In fall of 2019, his final undergraduate year, he joined a Stevens senior design team working a real-world problem for a community on New York's Long Island. The challenge: a pond that overflows during large storms and flood events. The goal: to contain or minimize that flooding through natural and manmade defenses, while also enhancing the pond and its surrounding environment.
"The pond itself had become severely overgrown, to the point where dredging needed to happen to make it usable again," he notes. "But dredging is very expensive, and also requires the management of the heavy metals, pesticides and other contamination that are dredged out."
Using Envision — a set of criteria for sustainable and resilient infrastructure— as a guide, the student team set to work on the challenge.
"Our team proposed a number of interesting solutions for the site, such as the retention and reuse of the dredged soil for asphalt and greenways on-site," says Rosenberger. "We also suggested enhancements to habitat, for instance by repurposing part of the pond as a beneficial wetland where wildlife could return and where sedimentation could occur naturally.
"You will always need some gray solutions in a situation like this one, such as hard flood walls that cannot be made completely green. But the remaining solutions we proposed complemented and mitigated the site in multiple ways."
Natural defenses, life-changing internships
After completing his bachelor's degree in 2020, Rosenberger continued in the civil engineering master's degree program, choosing a specific concentration in water resources.
For his master's thesis project, Rosenberger is currently assisting Stevens ocean and flood modeling expert Reza Marsooli as they investigate reeds, saltgrasses and other vegetation that can be planted into natural barriers in coastal landscapes. Such barriers could diffuse the energy of the increasingly higher and stronger waves that will arrive during future storms, protecting communities.
This emerging concept in green infrastructure is known as a living shoreline, and Stevens is producing a growing body of significant research around it.
"My work involves looking at how we can reduce wave forces on structures such as flood walls or coastal barriers with aquatic vegetation," Rosenberger explains. "There's a lot of research demonstrating how aquatic vegetation can reduce wave heights and storm surge height — but there haven't been follow-up studies to learn whether this reduction in wave heights translates into a reduction of the actual forces acting on the shore."

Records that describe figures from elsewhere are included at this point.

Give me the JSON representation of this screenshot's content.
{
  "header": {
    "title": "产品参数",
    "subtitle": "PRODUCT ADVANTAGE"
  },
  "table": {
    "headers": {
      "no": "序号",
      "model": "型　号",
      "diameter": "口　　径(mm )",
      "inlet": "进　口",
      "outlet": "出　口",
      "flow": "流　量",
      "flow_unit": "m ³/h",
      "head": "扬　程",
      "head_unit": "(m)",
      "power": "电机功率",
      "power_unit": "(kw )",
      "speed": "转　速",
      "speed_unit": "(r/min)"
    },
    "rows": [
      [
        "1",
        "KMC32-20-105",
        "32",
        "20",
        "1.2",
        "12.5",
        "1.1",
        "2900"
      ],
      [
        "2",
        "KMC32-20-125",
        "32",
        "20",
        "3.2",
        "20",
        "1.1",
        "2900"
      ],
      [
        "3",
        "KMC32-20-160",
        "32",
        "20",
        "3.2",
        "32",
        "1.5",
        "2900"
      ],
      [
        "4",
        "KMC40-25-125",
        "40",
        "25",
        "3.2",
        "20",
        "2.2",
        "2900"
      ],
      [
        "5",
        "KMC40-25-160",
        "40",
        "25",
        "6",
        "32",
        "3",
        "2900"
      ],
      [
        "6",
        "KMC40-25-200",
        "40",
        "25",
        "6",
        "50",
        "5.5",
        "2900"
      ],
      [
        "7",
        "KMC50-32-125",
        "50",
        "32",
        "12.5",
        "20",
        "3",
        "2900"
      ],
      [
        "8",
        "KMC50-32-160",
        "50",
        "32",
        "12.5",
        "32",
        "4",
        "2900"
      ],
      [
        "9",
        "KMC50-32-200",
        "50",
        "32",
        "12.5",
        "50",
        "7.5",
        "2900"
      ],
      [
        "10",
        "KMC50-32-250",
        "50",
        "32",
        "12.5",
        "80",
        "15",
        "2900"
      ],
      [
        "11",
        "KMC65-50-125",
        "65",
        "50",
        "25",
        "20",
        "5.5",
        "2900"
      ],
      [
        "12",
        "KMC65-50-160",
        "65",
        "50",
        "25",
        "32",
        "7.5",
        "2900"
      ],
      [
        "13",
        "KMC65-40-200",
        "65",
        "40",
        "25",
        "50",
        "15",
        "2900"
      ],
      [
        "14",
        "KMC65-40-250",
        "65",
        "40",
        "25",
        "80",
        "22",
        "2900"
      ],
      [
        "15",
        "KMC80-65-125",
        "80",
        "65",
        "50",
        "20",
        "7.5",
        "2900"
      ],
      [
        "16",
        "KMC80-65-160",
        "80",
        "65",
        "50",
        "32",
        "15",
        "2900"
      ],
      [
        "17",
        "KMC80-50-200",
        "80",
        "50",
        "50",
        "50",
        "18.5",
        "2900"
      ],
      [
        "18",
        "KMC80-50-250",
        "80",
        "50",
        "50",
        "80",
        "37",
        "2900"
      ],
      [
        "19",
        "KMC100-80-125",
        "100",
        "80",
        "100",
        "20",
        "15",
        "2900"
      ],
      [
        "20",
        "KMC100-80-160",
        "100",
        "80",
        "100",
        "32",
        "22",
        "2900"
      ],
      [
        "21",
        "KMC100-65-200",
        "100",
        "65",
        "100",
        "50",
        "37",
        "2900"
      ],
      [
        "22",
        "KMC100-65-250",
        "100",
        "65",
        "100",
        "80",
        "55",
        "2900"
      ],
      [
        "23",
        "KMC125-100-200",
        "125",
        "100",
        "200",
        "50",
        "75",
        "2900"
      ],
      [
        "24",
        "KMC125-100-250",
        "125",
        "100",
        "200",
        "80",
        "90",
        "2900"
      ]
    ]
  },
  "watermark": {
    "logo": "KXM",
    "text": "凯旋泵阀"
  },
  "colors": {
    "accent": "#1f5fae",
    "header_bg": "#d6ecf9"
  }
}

With Marsooli's guidance, he conducts computer modeling studies comparing the force exerted on a seawall from simulated waves both with and without vegetation protecting the wall.
"Dan's research investigates the benefits of coastal vegetation for mitigating wave loads on seawalls," explains Marsooli. "His work greatly contributes to our ongoing research that aims to understand how natural and nature-based features can be combined with traditional engineering approaches to enhance the resilience of communities and infrastructure to coastal flooding."
Along the way to his master's studies, Rosenberger also applied to, obtained and experienced several internships.
With the UK-based consultancy Mott MacDonald in Iselin, New Jersey, he worked on a wastewater team to address the challenge of combined-sewer overflows. Later he worked virtually with the engineering consultancy Arup, a major designer on green infrastructure projects for New York City's Department of Environmental Protection and other resiliency projects worldwide.
Rosenberger was then offered and accepted a full-time role in Arup's Boston office.
"Near-term, I want to continue this consulting role for Arup. Long-term, though, I may want to return for a doctorate," he concludes. "I am doing a thesis-based master's degree, versus a course-based master's, to keep that option on the table.
"Whether it leads to a different role within the company or to a teaching position, Stevens has helped me both find a new career and also keep my future options open."